Montgomery County artist Clydetta Fulmer built the statue, which also contains four historic markers honoring the plaintiffs in the landmark Browder v. Gayle case. A three-judge federal panel ruled on June 5, 1956, that the enforced segregation of black and white passengers on motor buses operating in the City of Montgomery violated the Constitution and laws of the United States. Aurelia Browder, Susie McDonald, Mary Louise Smith and Jeanette Reese were plaintiffs in the case. Freddie Gray, Alabama’s only black attorney at the time, filed the lawsuit. The statue doesn’t honor E.D. Nixon, a Pullman Porter and president of the local chapter of the NAACP, who bailed Parks out of jail.
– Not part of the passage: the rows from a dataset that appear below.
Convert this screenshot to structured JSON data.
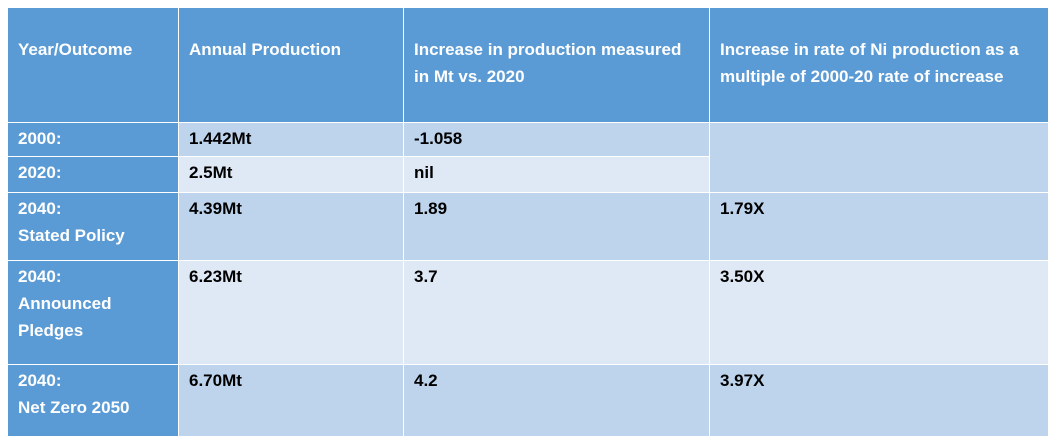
{
  "table": {
    "headers": [
      "Year/Outcome",
      "Annual Production",
      "Increase in production measured in Mt vs. 2020",
      "Increase in rate of Ni production as a multiple of 2000-20 rate of increase"
    ],
    "rows": [
      {
        "year": "2000:",
        "production": "1.442Mt",
        "increase": "-1.058",
        "multiple": ""
      },
      {
        "year": "2020:",
        "production": "2.5Mt",
        "increase": "nil",
        "multiple": ""
      },
      {
        "year": "2040:",
        "scenario": "Stated Policy",
        "production": "4.39Mt",
        "increase": "1.89",
        "multiple": "1.79X"
      },
      {
        "year": "2040:",
        "scenario": "Announced Pledges",
        "production": "6.23Mt",
        "increase": "3.7",
        "multiple": "3.50X"
      },
      {
        "year": "2040:",
        "scenario": "Net Zero 2050",
        "production": "6.70Mt",
        "increase": "4.2",
        "multiple": "3.97X"
      }
    ]
  }
}
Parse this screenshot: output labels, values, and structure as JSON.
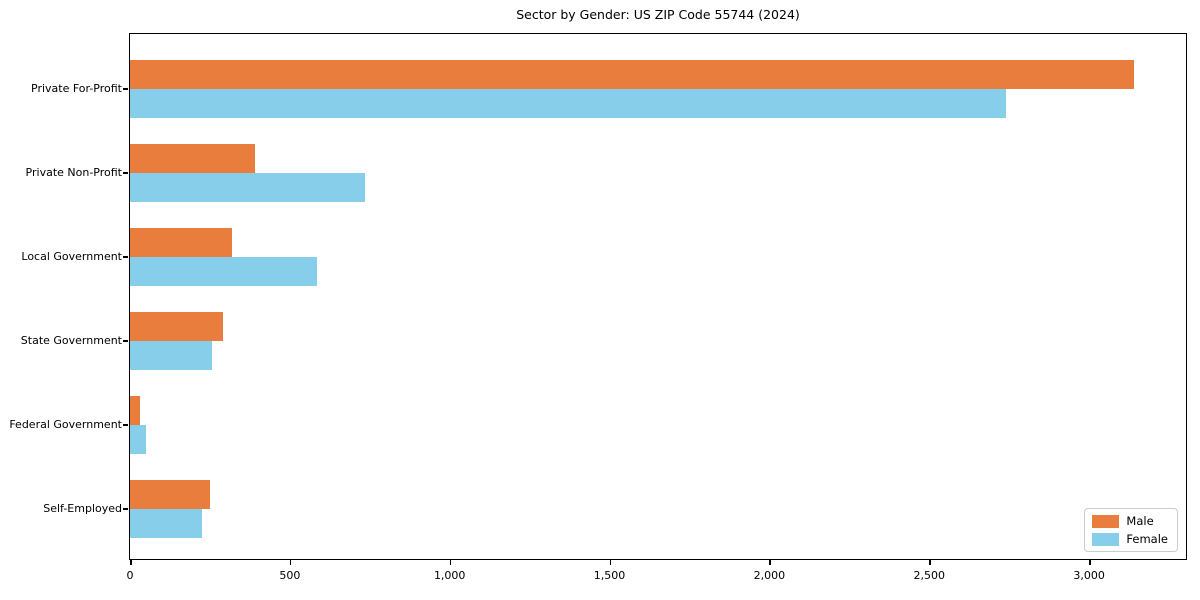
{
  "chart_data": {
    "type": "bar",
    "orientation": "horizontal",
    "title": "Sector by Gender: US ZIP Code 55744 (2024)",
    "categories": [
      "Private For-Profit",
      "Private Non-Profit",
      "Local Government",
      "State Government",
      "Federal Government",
      "Self-Employed"
    ],
    "series": [
      {
        "name": "Male",
        "color": "#e87d3e",
        "values": [
          3140,
          390,
          320,
          290,
          30,
          250
        ]
      },
      {
        "name": "Female",
        "color": "#87ceeb",
        "values": [
          2740,
          735,
          585,
          255,
          50,
          225
        ]
      }
    ],
    "xlabel": "",
    "ylabel": "",
    "xlim": [
      0,
      3300
    ],
    "xticks": {
      "values": [
        0,
        500,
        1000,
        1500,
        2000,
        2500,
        3000
      ],
      "labels": [
        "0",
        "500",
        "1,000",
        "1,500",
        "2,000",
        "2,500",
        "3,000"
      ]
    },
    "grid": false,
    "legend": {
      "position": "lower right",
      "entries": [
        "Male",
        "Female"
      ]
    }
  },
  "colors": {
    "background": "#ffffff",
    "spine": "#000000",
    "text": "#000000",
    "male": "#e87d3e",
    "female": "#87ceeb",
    "legend_border": "#cccccc"
  }
}
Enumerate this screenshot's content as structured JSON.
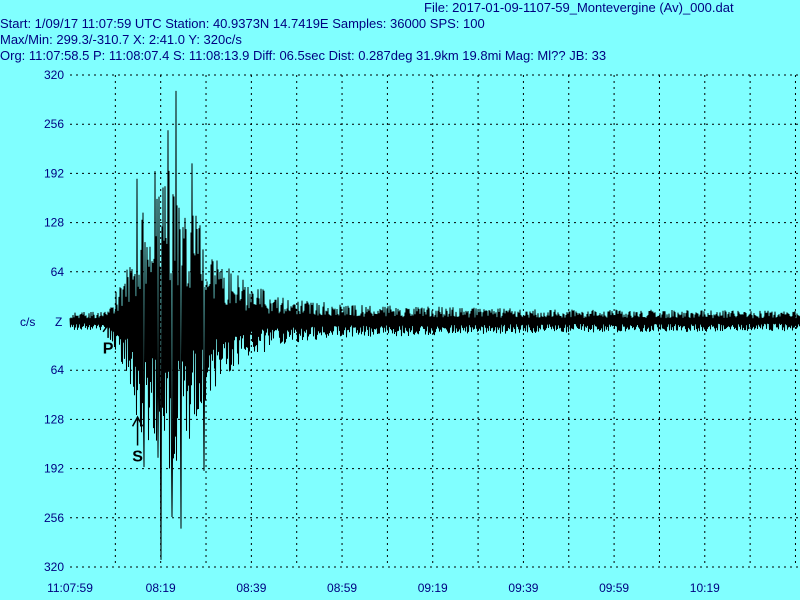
{
  "header": {
    "file_line": "File: 2017-01-09-1107-59_Montevergine (Av)_000.dat",
    "start_line": "Start: 1/09/17 11:07:59 UTC Station:  40.9373N 14.7419E Samples: 36000  SPS: 100",
    "maxmin_line": "Max/Min: 299.3/-310.7 X: 2:41.0 Y: 320c/s",
    "org_line": "Org: 11:07:58.5 P: 11:08:07.4 S: 11:08:13.9 Diff: 06.5sec Dist: 0.287deg 31.9km 19.8mi  Mag: Ml?? JB: 33"
  },
  "chart_data": {
    "type": "line",
    "ylabel": "c/s",
    "channel": "Z",
    "y_ticks": [
      "320",
      "256",
      "192",
      "128",
      "64",
      "",
      "64",
      "128",
      "192",
      "256",
      "320"
    ],
    "ylim": [
      -320,
      320
    ],
    "x_ticks": [
      "11:07:59",
      "08:19",
      "08:39",
      "08:59",
      "09:19",
      "09:39",
      "09:59",
      "10:19"
    ],
    "xlim_seconds": [
      0,
      161
    ],
    "max": 299.3,
    "min": -310.7,
    "p_label": "P",
    "s_label": "S",
    "p_time_s": 8.4,
    "s_time_s": 14.9,
    "envelope": [
      {
        "t": 0,
        "amp": 12
      },
      {
        "t": 8,
        "amp": 12
      },
      {
        "t": 10,
        "amp": 40
      },
      {
        "t": 13,
        "amp": 90
      },
      {
        "t": 16,
        "amp": 150
      },
      {
        "t": 22,
        "amp": 200
      },
      {
        "t": 27,
        "amp": 150
      },
      {
        "t": 32,
        "amp": 95
      },
      {
        "t": 38,
        "amp": 55
      },
      {
        "t": 46,
        "amp": 32
      },
      {
        "t": 60,
        "amp": 22
      },
      {
        "t": 100,
        "amp": 16
      },
      {
        "t": 161,
        "amp": 13
      }
    ],
    "spikes": [
      {
        "t": 23.4,
        "v": 299.3
      },
      {
        "t": 21.7,
        "v": 248
      },
      {
        "t": 18.8,
        "v": 195
      },
      {
        "t": 27.0,
        "v": 205
      },
      {
        "t": 20.1,
        "v": -310.7
      },
      {
        "t": 24.4,
        "v": -270
      },
      {
        "t": 22.6,
        "v": -255
      },
      {
        "t": 16.3,
        "v": -190
      },
      {
        "t": 29.5,
        "v": -195
      },
      {
        "t": 19.5,
        "v": -178
      },
      {
        "t": 14.8,
        "v": 185
      }
    ]
  }
}
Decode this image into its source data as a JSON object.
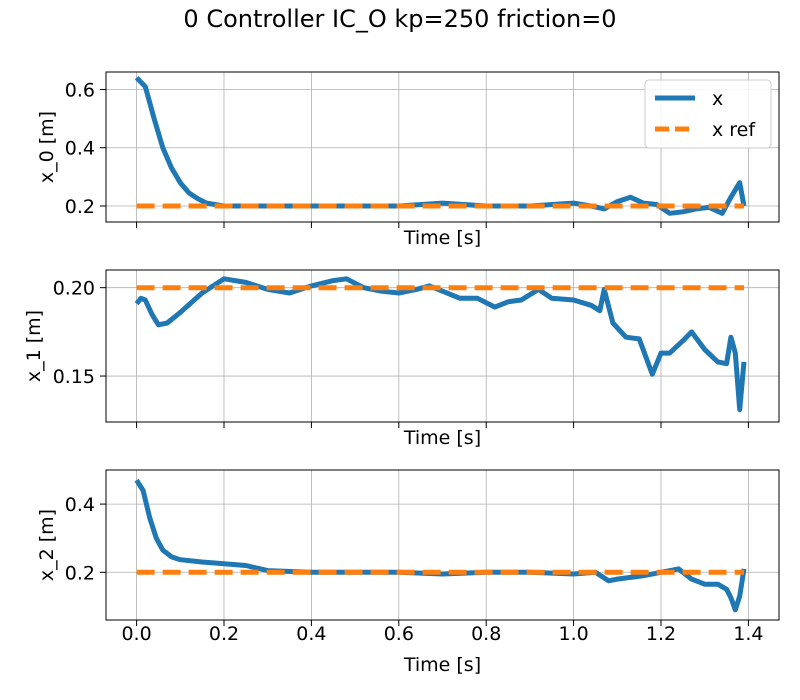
{
  "title": "0 Controller IC_O kp=250 friction=0",
  "colors": {
    "series_x": "#1f77b4",
    "series_x_ref": "#ff7f0e",
    "grid": "#b0b0b0"
  },
  "chart_data": [
    {
      "type": "line",
      "xlabel": "Time [s]",
      "ylabel": "x_0 [m]",
      "xlim": [
        -0.07,
        1.47
      ],
      "ylim": [
        0.145,
        0.66
      ],
      "xticks": [
        0.0,
        0.2,
        0.4,
        0.6,
        0.8,
        1.0,
        1.2,
        1.4
      ],
      "xticklabels": [],
      "yticks": [
        0.2,
        0.4,
        0.6
      ],
      "yticklabels": [
        "0.2",
        "0.4",
        "0.6"
      ],
      "grid": true,
      "legend": {
        "placement": "top-right",
        "entries": [
          "x",
          "x ref"
        ]
      },
      "series": [
        {
          "name": "x",
          "style": "solid",
          "x": [
            0,
            0.02,
            0.04,
            0.06,
            0.08,
            0.1,
            0.12,
            0.14,
            0.16,
            0.2,
            0.3,
            0.4,
            0.5,
            0.6,
            0.7,
            0.8,
            0.9,
            1.0,
            1.04,
            1.07,
            1.1,
            1.13,
            1.16,
            1.19,
            1.22,
            1.25,
            1.28,
            1.31,
            1.34,
            1.36,
            1.38,
            1.39
          ],
          "y": [
            0.64,
            0.61,
            0.5,
            0.4,
            0.33,
            0.28,
            0.245,
            0.225,
            0.21,
            0.2,
            0.2,
            0.2,
            0.2,
            0.2,
            0.21,
            0.2,
            0.2,
            0.21,
            0.2,
            0.19,
            0.215,
            0.23,
            0.21,
            0.205,
            0.175,
            0.18,
            0.19,
            0.195,
            0.175,
            0.23,
            0.28,
            0.2
          ]
        },
        {
          "name": "x ref",
          "style": "dashed",
          "x": [
            0,
            1.39
          ],
          "y": [
            0.2,
            0.2
          ]
        }
      ]
    },
    {
      "type": "line",
      "xlabel": "Time [s]",
      "ylabel": "x_1 [m]",
      "xlim": [
        -0.07,
        1.47
      ],
      "ylim": [
        0.124,
        0.21
      ],
      "xticks": [
        0.0,
        0.2,
        0.4,
        0.6,
        0.8,
        1.0,
        1.2,
        1.4
      ],
      "xticklabels": [],
      "yticks": [
        0.15,
        0.2
      ],
      "yticklabels": [
        "0.15",
        "0.20"
      ],
      "grid": true,
      "series": [
        {
          "name": "x",
          "style": "solid",
          "x": [
            0,
            0.01,
            0.02,
            0.035,
            0.05,
            0.07,
            0.1,
            0.15,
            0.2,
            0.25,
            0.3,
            0.35,
            0.4,
            0.45,
            0.48,
            0.52,
            0.56,
            0.6,
            0.64,
            0.67,
            0.7,
            0.74,
            0.78,
            0.82,
            0.85,
            0.88,
            0.92,
            0.95,
            1.0,
            1.04,
            1.06,
            1.07,
            1.09,
            1.12,
            1.15,
            1.18,
            1.2,
            1.22,
            1.25,
            1.27,
            1.3,
            1.33,
            1.35,
            1.36,
            1.37,
            1.38,
            1.39
          ],
          "y": [
            0.191,
            0.194,
            0.193,
            0.185,
            0.179,
            0.18,
            0.186,
            0.197,
            0.205,
            0.203,
            0.199,
            0.197,
            0.201,
            0.204,
            0.205,
            0.2,
            0.198,
            0.197,
            0.199,
            0.201,
            0.198,
            0.194,
            0.194,
            0.189,
            0.192,
            0.193,
            0.199,
            0.194,
            0.193,
            0.19,
            0.187,
            0.199,
            0.18,
            0.172,
            0.171,
            0.151,
            0.163,
            0.163,
            0.17,
            0.175,
            0.165,
            0.158,
            0.157,
            0.172,
            0.163,
            0.131,
            0.158
          ]
        },
        {
          "name": "x ref",
          "style": "dashed",
          "x": [
            0,
            1.39
          ],
          "y": [
            0.2,
            0.2
          ]
        }
      ]
    },
    {
      "type": "line",
      "xlabel": "Time [s]",
      "ylabel": "x_2 [m]",
      "xlim": [
        -0.07,
        1.47
      ],
      "ylim": [
        0.06,
        0.5
      ],
      "xticks": [
        0.0,
        0.2,
        0.4,
        0.6,
        0.8,
        1.0,
        1.2,
        1.4
      ],
      "xticklabels": [
        "0.0",
        "0.2",
        "0.4",
        "0.6",
        "0.8",
        "1.0",
        "1.2",
        "1.4"
      ],
      "yticks": [
        0.2,
        0.4
      ],
      "yticklabels": [
        "0.2",
        "0.4"
      ],
      "grid": true,
      "series": [
        {
          "name": "x",
          "style": "solid",
          "x": [
            0,
            0.015,
            0.03,
            0.045,
            0.06,
            0.08,
            0.1,
            0.15,
            0.2,
            0.25,
            0.3,
            0.4,
            0.5,
            0.6,
            0.7,
            0.8,
            0.9,
            1.0,
            1.05,
            1.08,
            1.1,
            1.13,
            1.16,
            1.2,
            1.24,
            1.27,
            1.3,
            1.33,
            1.35,
            1.36,
            1.37,
            1.38,
            1.39
          ],
          "y": [
            0.47,
            0.44,
            0.36,
            0.3,
            0.265,
            0.245,
            0.237,
            0.23,
            0.225,
            0.22,
            0.205,
            0.2,
            0.2,
            0.2,
            0.195,
            0.2,
            0.2,
            0.195,
            0.2,
            0.175,
            0.18,
            0.185,
            0.19,
            0.2,
            0.21,
            0.18,
            0.165,
            0.165,
            0.15,
            0.125,
            0.09,
            0.13,
            0.21
          ]
        },
        {
          "name": "x ref",
          "style": "dashed",
          "x": [
            0,
            1.39
          ],
          "y": [
            0.2,
            0.2
          ]
        }
      ]
    }
  ]
}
The statue also doesn’t honor Jo Anne Robinson, an English professor at Alabama State College, now Alabama State University, who came up with the idea of the Montgomery Bus Boycott, according to the book “The Thunder of Angels: The Montgomery Bus Boycott and the People Who Broke the Back of Jim Crow,” by Donnie Williams and Wayne Greenhaw. The boycott was supposed to last one day, but it was so successful, it continued for nearly 400 days. The boycott put Parks and a 25-year-old Martin Luther King Jr. into the history books. King later led the boycott.
After the boycott, no one would hire Parks or her husband, Raymond, a barber, who also had been active in the Scottsboro Boys case. The couple moved to Detroit, and Michigan Congressman John Conyers gave her a job.
Parks died October 24, 2005. She was 92.